The Cauchy Convergence Criterion

# The Cauchy Convergence Criterion

Recall that a sequence of real numbers $(a_n)$ is said to be a **Cauchy Sequence** if $\forall \epsilon > 0$ there exists an $N \in \mathbb{N}$ such that if $m, n ≥ N$ then $\mid a_n - a_m \mid < \epsilon$. On the Cauchy Sequences page, we already noted that every convergent sequence of real numbers is Cauchy, and that every Cauchy sequence of real numbers is bounded. We will now look at another important theorem known as the **Cauchy Convergence Criterion**.

Theorem (Cauchy Convergence Criterion): If $(a_n)$ is a sequence of real numbers, then $(a_n)$ is convergent if and only if $(a_n)$ is a Cauchy sequence. |

Note that the Cauchy Convergence Criterion will allow us to determine whether a sequence of real numbers is convergent whether or not we have a suspected limit in mind for a sequence.

**Proof:**$\Rightarrow$ Suppose that $(a_n)$ is a convergent sequence of real numbers. On the Cauchy Sequences page, we already verified that a convergent sequence of real numbers is Cauchy.

- $\Leftarrow$ Suppose that $(a_n)$ is a Cauchy sequence. We want to show that $(a_n)$ is thus convergent to some real number in $\mathbb{R}$. Now since $(a_n)$ is a Cauchy sequence it follows that $(a_n)$ is bounded.
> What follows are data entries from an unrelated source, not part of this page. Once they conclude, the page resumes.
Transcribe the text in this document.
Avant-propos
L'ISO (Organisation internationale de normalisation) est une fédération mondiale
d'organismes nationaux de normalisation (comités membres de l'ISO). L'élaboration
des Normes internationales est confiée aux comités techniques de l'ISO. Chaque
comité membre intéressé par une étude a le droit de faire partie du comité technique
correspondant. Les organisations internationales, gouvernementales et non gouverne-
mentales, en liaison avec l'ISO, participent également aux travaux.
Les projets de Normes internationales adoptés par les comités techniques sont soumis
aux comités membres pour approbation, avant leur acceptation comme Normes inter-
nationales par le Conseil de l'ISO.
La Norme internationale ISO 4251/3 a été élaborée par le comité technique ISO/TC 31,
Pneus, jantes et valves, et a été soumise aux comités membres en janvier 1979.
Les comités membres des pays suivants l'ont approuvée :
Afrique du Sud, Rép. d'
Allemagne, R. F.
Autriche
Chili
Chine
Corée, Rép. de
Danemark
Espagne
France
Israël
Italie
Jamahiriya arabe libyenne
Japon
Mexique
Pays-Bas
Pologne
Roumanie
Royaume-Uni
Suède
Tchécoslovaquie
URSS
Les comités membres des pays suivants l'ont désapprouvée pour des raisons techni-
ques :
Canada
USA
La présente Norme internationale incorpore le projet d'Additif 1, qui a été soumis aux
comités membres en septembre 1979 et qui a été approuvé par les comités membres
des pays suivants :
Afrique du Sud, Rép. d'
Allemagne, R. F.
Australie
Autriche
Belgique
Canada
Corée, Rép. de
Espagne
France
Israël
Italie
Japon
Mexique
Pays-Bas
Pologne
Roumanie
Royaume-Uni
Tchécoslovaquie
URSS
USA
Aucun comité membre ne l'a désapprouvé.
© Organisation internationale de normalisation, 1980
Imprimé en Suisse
Since $(a_n)$ is bounded, it follows from The Bolzano-Weierstrass Theorem that there exists a subsequence of $(a_n)$, call it $(a_{n_k})$ that converges to some real number $A^*$.
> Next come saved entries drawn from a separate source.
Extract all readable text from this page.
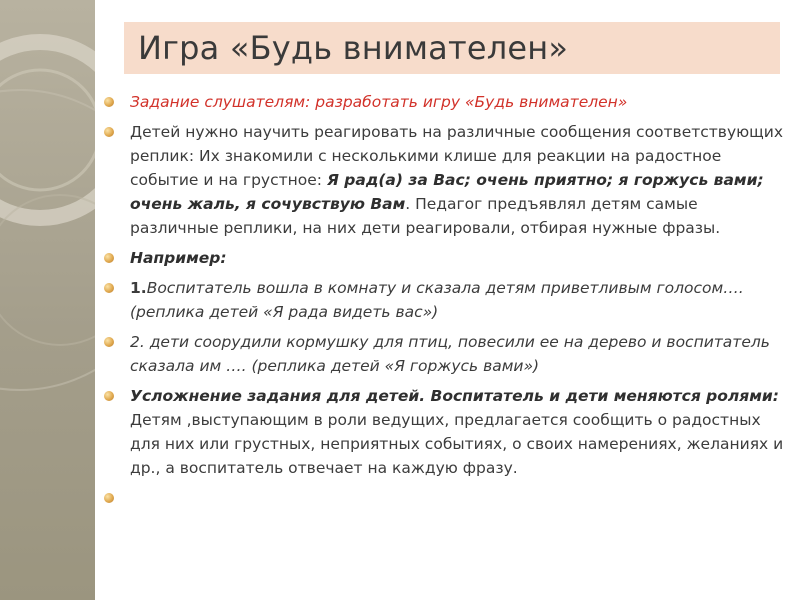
Игра «Будь внимателен»
Задание слушателям: разработать игру «Будь внимателен»
Детей нужно научить реагировать на различные сообщения соответствующих реплик: Их знакомили с несколькими клише для реакции на радостное событие и на грустное: Я рад(а) за Вас; очень приятно; я горжусь вами; очень жаль, я сочувствую Вам. Педагог предъявлял детям самые различные реплики, на них дети реагировали, отбирая нужные фразы.
Например:
1.Воспитатель вошла в комнату и сказала детям приветливым голосом…. (реплика детей «Я рада видеть вас»)
2. дети соорудили кормушку для птиц, повесили ее на дерево и воспитатель сказала им …. (реплика детей «Я горжусь вами»)
Усложнение задания для детей. Воспитатель и дети меняются ролями: Детям ,выступающим в роли ведущих, предлагается сообщить о радостных для них или грустных, неприятных событиях, о своих намерениях, желаниях и др., а воспитатель отвечает на каждую фразу.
- Since $(a_n)$ is a Cauchy sequence, then $\forall \epsilon > 0$ there exists an $N \in \mathbb{N}$ such that if $m, n ≥ N$ then $\mid a_n - a_m \mid < \epsilon$. Choose $\epsilon_1 = \frac{\epsilon}{2} > 0$, and so there exists an $N_1 \in \mathbb{N}$ such that if $m, n ≥ N_1$ then $\mid a_n - a_m \mid < \epsilon_1 = \frac{\epsilon}{2}$.

- Now look at the subsequence $(a_{n_k})$ which converges to $A^*$. There thus exists a natural number $K ≥ N_1$ where $K$ belongs to the set of indices $\{ n_1, n_2, ... \}$ such that $\mid a_{K} - A^* \mid < \frac{\epsilon}{2}$.

- Since $K ≥ N_1$ then if we substitute $m = K$ we have that for $n ≥ N_1$:

\begin{align} \mid a_n - a_K \mid < \frac{\epsilon}{2} \end{align}

- And so for $n ≥ N_1$ we have that:

\begin{align} \quad \mid a_n - A^* \mid = \mid a_n - a_K + a_K - A^* \mid ≤ \mid a_n - a_K \mid + \mid a_K - A^* \mid < \frac{\epsilon}{2} + \frac{\epsilon}{2} = \epsilon \end{align}

- Therefore $\lim_{n \to \infty} a_n = A^*$, and so $(a_n)$ is convergent to the real number $A^*$. $\blacksquare$

We will summarize the lemma from the Cauchy Sequences page and the Cauchy Convergent Criterion as follows:

- Any sequence of real numbers $(a_n)$ that is convergent is also a Cauchy sequence.

- Any Cauchy sequence of real numbers $(a_n)$ is also a convergent sequence.